“Despite the pursuit of the holy grail of sufficient statistics, most applications will have to settle for the weakest concept of optimal statistics.”Quiz #1:How does Bayes sufficiency [which preserves the posterior density] differ from sufficiency [which preserves the likelihood function]?Quiz #2:

How does Fisher-information sufficiency [which preserves the information matrix] differ from standard sufficiency [which preserves the likelihood function]?

Read a recent arXival by Till Hoffmann and Jukka-Pekka Onnela that I frankly found most puzzling… Maybe due to the Norman train where I was traveling being particularly noisy.

The argument in the paper is to find a summary statistic that minimises the [empirical] expected posterior entropy, which equivalently means minimising the expected Kullback-Leibler distance to the full posterior. And maximizing the mutual information between parameters θ and summaries t(.). And maximizing the expected surprise. Which obviously requires breaking the sample into iid components and hence considering the gain brought by a specific transform of a *single* observation. The paper also contains a long comparison with other criteria for choosing summaries.

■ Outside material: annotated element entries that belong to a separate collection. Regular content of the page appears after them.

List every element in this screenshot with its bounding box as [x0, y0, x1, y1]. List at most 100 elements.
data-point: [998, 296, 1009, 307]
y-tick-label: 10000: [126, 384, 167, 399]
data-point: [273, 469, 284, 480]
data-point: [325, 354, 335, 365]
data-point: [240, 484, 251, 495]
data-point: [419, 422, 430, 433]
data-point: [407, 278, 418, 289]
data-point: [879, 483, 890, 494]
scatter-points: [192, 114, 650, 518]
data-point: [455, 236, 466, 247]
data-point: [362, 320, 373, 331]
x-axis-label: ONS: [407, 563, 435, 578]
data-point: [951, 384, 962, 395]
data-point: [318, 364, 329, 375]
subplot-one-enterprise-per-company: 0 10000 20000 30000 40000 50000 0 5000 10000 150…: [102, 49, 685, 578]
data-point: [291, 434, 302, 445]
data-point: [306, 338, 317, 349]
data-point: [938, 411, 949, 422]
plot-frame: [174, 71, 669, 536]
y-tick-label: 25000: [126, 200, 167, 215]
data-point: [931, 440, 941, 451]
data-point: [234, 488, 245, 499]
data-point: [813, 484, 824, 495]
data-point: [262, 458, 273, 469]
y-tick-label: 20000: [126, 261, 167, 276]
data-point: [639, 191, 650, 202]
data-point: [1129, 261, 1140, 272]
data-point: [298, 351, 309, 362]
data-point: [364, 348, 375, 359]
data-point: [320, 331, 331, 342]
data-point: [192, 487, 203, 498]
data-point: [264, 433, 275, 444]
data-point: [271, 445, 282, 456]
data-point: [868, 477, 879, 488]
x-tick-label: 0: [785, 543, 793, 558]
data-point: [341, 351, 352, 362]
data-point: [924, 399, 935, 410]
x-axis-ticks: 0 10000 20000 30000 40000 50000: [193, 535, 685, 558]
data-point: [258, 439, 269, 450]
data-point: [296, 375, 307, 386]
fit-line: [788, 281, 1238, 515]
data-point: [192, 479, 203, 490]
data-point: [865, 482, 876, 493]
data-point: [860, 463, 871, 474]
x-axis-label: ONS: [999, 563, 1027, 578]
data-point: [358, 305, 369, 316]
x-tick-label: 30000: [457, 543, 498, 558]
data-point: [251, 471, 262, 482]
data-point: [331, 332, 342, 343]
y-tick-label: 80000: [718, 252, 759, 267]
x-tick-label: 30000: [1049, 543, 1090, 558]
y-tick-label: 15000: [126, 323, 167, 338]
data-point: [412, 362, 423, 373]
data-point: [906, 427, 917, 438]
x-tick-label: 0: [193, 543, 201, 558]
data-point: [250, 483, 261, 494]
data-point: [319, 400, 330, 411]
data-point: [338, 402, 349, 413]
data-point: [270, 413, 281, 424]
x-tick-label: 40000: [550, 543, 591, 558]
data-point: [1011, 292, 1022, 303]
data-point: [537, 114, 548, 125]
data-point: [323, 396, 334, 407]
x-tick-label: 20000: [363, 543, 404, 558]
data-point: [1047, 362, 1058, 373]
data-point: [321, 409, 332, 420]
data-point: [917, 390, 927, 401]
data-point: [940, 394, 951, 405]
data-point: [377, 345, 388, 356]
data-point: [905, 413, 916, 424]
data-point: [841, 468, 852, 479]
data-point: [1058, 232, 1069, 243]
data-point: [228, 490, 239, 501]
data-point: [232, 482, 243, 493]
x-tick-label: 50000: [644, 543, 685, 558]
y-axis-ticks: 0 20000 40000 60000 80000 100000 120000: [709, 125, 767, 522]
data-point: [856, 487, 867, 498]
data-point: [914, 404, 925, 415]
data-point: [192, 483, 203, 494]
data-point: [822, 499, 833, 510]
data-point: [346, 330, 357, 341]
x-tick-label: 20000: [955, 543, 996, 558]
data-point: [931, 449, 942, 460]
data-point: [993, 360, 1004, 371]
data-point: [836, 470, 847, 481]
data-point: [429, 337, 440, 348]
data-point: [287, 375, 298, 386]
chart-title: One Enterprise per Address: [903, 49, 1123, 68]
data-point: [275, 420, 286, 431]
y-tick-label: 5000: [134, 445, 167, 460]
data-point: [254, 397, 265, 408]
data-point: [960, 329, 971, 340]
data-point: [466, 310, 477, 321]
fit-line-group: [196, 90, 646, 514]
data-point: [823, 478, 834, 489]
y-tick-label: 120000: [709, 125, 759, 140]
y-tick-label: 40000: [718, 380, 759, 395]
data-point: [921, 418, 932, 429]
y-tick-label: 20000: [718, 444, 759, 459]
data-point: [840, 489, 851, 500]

“Minimizing the posterior entropy would discard the sufficient statistic t such that the posterior is equal to the prior–we have not learned anything from the data.”

Furthermore, the *expected* aspect of the criterion takes us away from a proper Bayes analysis (and exhibits artifacts as the one above), which somehow makes me question the relevance of comparing entropies under different distributions. It took me a long while to realise that the collection of summaries was set by the user and quite limited. Like a neural network representation of the posterior mean. And the *intractable* posterior is further *approximated* by a closed-form function of the parameter θ and of the summary t(.). Using there a neural density estimator. Or a mixture density network.